Stochastic Inverse Problems in Biophysics

生物物理学中的随机反问题

• 批准号: 0349195
• 负责人: Tom Chou
• 金额: $ 40万
• 依托单位: University of California-Los Angeles
• 依托单位国家: 美国
• 项目类别: Standard Grant
• 财政年份: 2004
• 资助国家: 美国
• 起止时间: 2004-09-15 至 2010-08-31
• 项目状态: 已结题
• 来源: https://www.nsf.gov/awardsearch/showAward?AWD_ID=0349195&HistoricalAwards=false
• 关键词: Stochastic; Inverse; Problems; Biophysics

The investigator develops analytical and numericalreconstruction techniques to recover quantities important intheoretical biophysics. The systems considered all includestochastic effects, and the measurements to be considered aredistributions of first passage times. Developing physical,statistical mechanical models, he uses the first passage timedistribution function to construct parameters or functions in thephysical model. Of particular interest is the reconstruction ofmacromolecular potentials from bond-breaking times. An analysisof bounds and how measurement errors affect the stability ofreconstructed quantities is undertaken. The investigator develops mathematical tools, theoreticaland computational, that allow quantitative reconstruction ofunknown quantities from measured data in fluctuating, randomsystems. This class of problems is called stochastic inverseproblems. Two examples are how molecular bonds break, and howchemical reactions progress. Typically, for the bond-breakingproblem, the detailed molecular interactions are assumed known,from which the behavior of the bond (e.g. how likely it is tobreak) is theoretically predicted. Similarly, in chemicalreactions, specific reaction rates and chemical networks areassumed. One then solves the rate equations with these "given"parameters to find, say, the concentration of a chemical speciesas a function of time after the start of a reaction. In theformulation of the inverse problem, we do not know theintermolecular forces, or the rates of chemical reactions.Rather, we measure the lifetime of a bond before it breaks, andfrom these data, infer the microscopic molecular interactions. In chemical reactions, we attempt to use the measuredconcentrations to deduce the chemical reaction rates. These andrelated inverse problems have wide applicability in numerousdisciplines, and can potentially optimize and simplify industrialprocesses such as drug design and drug delivery. Moreover, thetechniques can provide valuable theoretical tools with which toprobe fundamental genetic regulation processes inside cells.

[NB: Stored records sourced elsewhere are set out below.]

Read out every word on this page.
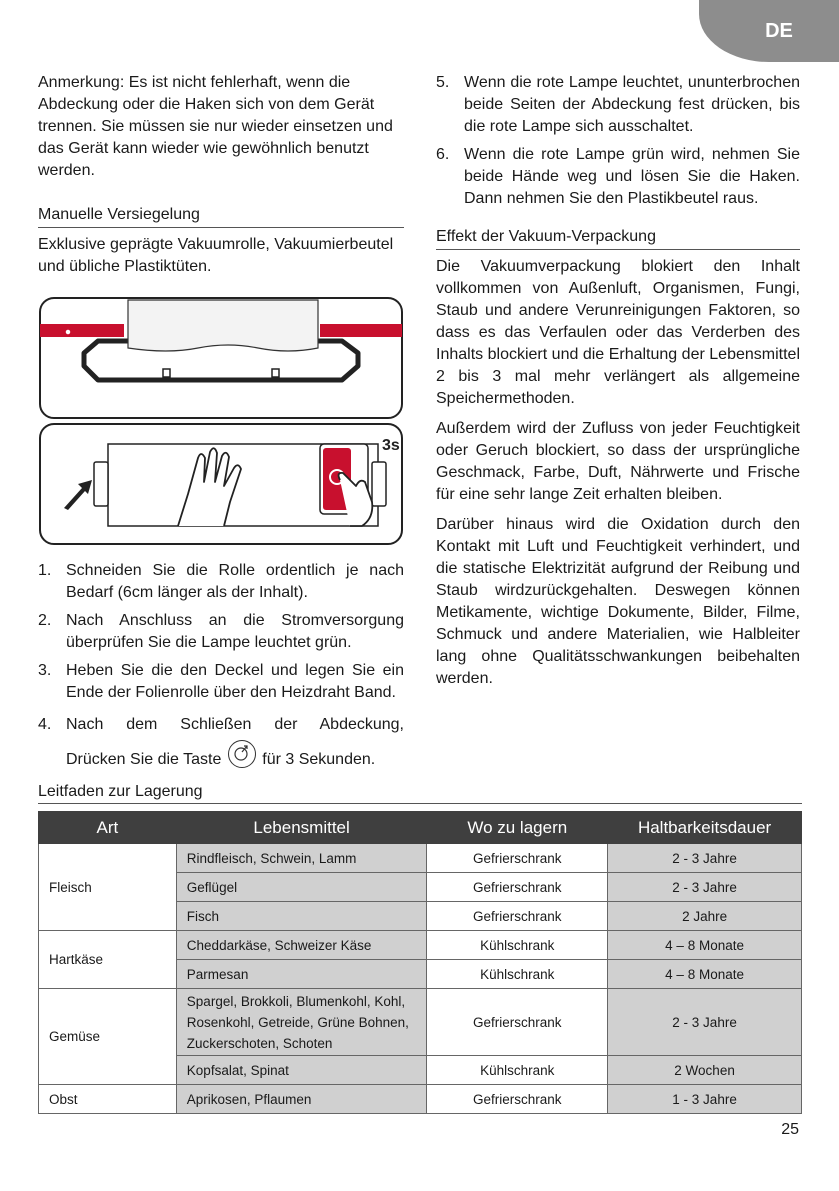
DE

Anmerkung: Es ist nicht fehlerhaft, wenn die Abdeckung oder die Haken sich von dem Gerät trennen. Sie müssen sie nur wieder einsetzen und das Gerät kann wieder wie gewöhnlich benutzt werden.

Manuelle Versiegelung

Exklusive geprägte Vakuumrolle, Vakuumierbeutel und übliche Plastiktüten.

3s
1. Schneiden Sie die Rolle ordentlich je nach Bedarf (6cm länger als der Inhalt).
2. Nach Anschluss an die Stromversorgung überprüfen Sie die Lampe leuchtet grün.
3. Heben Sie die den Deckel und legen Sie ein Ende der Folienrolle über den Heizdraht Band.
4. Nach dem Schließen der Abdeckung,
Drücken Sie die Taste	für 3 Sekunden.
5. Wenn die rote Lampe leuchtet, ununterbrochen beide Seiten der Abdeckung fest drücken, bis die rote Lampe sich ausschaltet.
6. Wenn die rote Lampe grün wird, nehmen Sie beide Hände weg und lösen Sie die Haken. Dann nehmen Sie den Plastikbeutel raus.
Effekt der Vakuum-Verpackung

Die Vakuumverpackung blokiert den Inhalt vollkommen von Außenluft, Organismen, Fungi, Staub und andere Verunreinigungen Faktoren, so dass es das Verfaulen oder das Verderben des Inhalts blockiert und die Erhaltung der Lebensmittel 2 bis 3 mal mehr verlängert als allgemeine Speichermethoden.

Außerdem wird der Zufluss von jeder Feuchtigkeit oder Geruch blockiert, so dass der ursprüngliche Geschmack, Farbe, Duft, Nährwerte und Frische für eine sehr lange Zeit erhalten bleiben.

Darüber hinaus wird die Oxidation durch den Kontakt mit Luft und Feuchtigkeit verhindert, und die statische Elektrizität aufgrund der Reibung und Staub wirdzurückgehalten. Deswegen können Metikamente, wichtige Dokumente, Bilder, Filme, Schmuck und andere Materialien, wie Halbleiter lang ohne Qualitätsschwankungen beibehalten werden.

Leitfaden zur Lagerung
Art	Lebensmittel	Wo zu lagern	Haltbarkeitsdauer
Fleisch	Rindfleisch, Schwein, Lamm	Gefrierschrank	2 - 3 Jahre
	Geflügel	Gefrierschrank	2 - 3 Jahre
	Fisch	Gefrierschrank	2 Jahre
Hartkäse	Cheddarkäse, Schweizer Käse	Kühlschrank	4 – 8 Monate
	Parmesan	Kühlschrank	4 – 8 Monate
Gemüse	Spargel, Brokkoli, Blumenkohl, Kohl, Rosenkohl, Getreide, Grüne Bohnen, Zuckerschoten, Schoten	Gefrierschrank	2 - 3 Jahre
	Kopfsalat, Spinat	Kühlschrank	2 Wochen
Obst	Aprikosen, Pflaumen	Gefrierschrank	1 - 3 Jahre
25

研究者发展分析和数字重建技术，以恢复理论生物物理学中重要的数量。 所考虑的系统都包含随机效应，所考虑的测量值是首次穿越时间的分布。 发展物理的、统计的力学模型，他使用第一通道时间传递函数来构造物理模型中的参数或函数。 特别感兴趣的是重建ofmolecular潜力从键断裂时间。 分析了测量误差对重构量稳定性的影响以及测量误差对重构量稳定性的影响。 研究人员开发数学工具，理论和计算，允许定量重建ofunknown数量从测量数据波动，随机系统。 这类问题称为随机逆问题。 两个例子是分子键如何断裂，以及化学反应如何进行。 通常，对于键断裂问题，假设详细的分子相互作用是已知的，从理论上预测键的行为（例如，它断裂的可能性）。 类似地，在化学反应中，假定了特定的反应速率和化学网络。 然后用这些“给定的“参数求解速率方程，以找到化学物质的浓度作为反应开始后时间的函数。 在反问题的表述中，我们并不知道分子间的作用力，也不知道化学反应的速率，而是测量一个键断裂前的寿命，并从这些数据中推断微观分子间的相互作用。在化学反应中，我们试图利用测量的浓度来推断化学反应速率。 这些和相关的逆问题在许多学科中具有广泛的适用性，并且可以优化和简化药物设计和药物输送等工业过程。 此外，这些技术可以提供有价值的理论工具，以探测细胞内的基本遗传调控过程。